Writer Suzannah Paul articulated my frustrations this week in her tweet:
See, the argument I’m getting into with my colleagues 90% of the time is a disagreement about two things: 1) what we see and 2) how we respond to it. Several of my cohorts are blind to the disparities that exist in our population, and even the disparities between the work of our school and the work of our PTA. Our educators know they have to diversity their instruction: that one size does not fit all. They *see* the population we’re serving, and they adjust their strategies to get all our kids to a point of confidence and success. They don’t always hit the mark they want to hit, but at least they aren’t wearing a blindfold and just throwing punches in the dark.

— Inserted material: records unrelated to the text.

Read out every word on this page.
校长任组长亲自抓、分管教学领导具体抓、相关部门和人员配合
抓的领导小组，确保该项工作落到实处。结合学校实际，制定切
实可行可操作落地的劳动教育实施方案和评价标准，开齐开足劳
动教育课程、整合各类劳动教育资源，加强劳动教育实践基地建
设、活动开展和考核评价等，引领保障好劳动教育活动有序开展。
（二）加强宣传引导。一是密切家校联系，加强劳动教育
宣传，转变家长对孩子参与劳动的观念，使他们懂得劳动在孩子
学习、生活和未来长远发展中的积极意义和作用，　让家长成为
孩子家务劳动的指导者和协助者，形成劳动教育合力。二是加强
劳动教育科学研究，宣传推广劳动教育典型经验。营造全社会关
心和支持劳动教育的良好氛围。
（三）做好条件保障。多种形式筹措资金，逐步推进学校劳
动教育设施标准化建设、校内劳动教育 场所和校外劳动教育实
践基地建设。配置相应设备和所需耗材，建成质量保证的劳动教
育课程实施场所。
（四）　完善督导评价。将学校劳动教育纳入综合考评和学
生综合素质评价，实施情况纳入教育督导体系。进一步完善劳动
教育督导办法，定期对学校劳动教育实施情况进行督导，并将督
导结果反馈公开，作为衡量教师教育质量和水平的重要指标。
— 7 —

So we need to be serving the school we have, not the school that, in all our privilege, we wish we had. Secondly, we need to get real about the solutions. “Treating everyone the same” will not help all of our kids succeed. I’m very attached to this “share power” idea, and I like what Suzannah says about privileging the margins. I have no idea how I can help our current Board, myself included, take a back seat and elevate the voices of the unheard and “uninvolved” parents, but it has to be done. I’m a little concerned that our efforts to diversity leadership thus far have only achieved tokenism, window-dressing change, and not a real shift in power.
I actually got a little riled up (shocker) at a recent meeting and after several attempts to calm me down, looked at my colleagues and said, “I’m passionate about this because our PTA doesn’t exactly represent our school. Someone has to speak up for the people who aren’t at the table here.” But I’d rather have people at the table than speak *for* the marginalized. If anyone has ideas on this, please please please share them with me in the comments. Perhaps I’m taking up space by participating at all. But I’m hoping in this role that I can reach out and bring new folks into the organization, and maybe by sheer numbers, we can begin to see people with different perspectives and ideas enter and voice those ideas.
I don’t know if organizations can be changed from the inside. I don’t know if an institution can be “reformed” this way. I keep thinking about what Audre Lorde said, “The Master’s tools will never dismantle the Master’s house.” But given that the PTA is a membership organization of teachers and parents, I’m inclined to think that there’s a possibility for it to be what *we* make it. Maybe that’s naivete or romanticism. I’m open to that possibility. And I’m open to investing my efforts elsewhere, but for now, I won’t give up the ship on it.
Feel free to disabuse me of my hopefulness or to offer practical suggestions or encouragement below. I’m still working this out, so I’m pliable, y’all.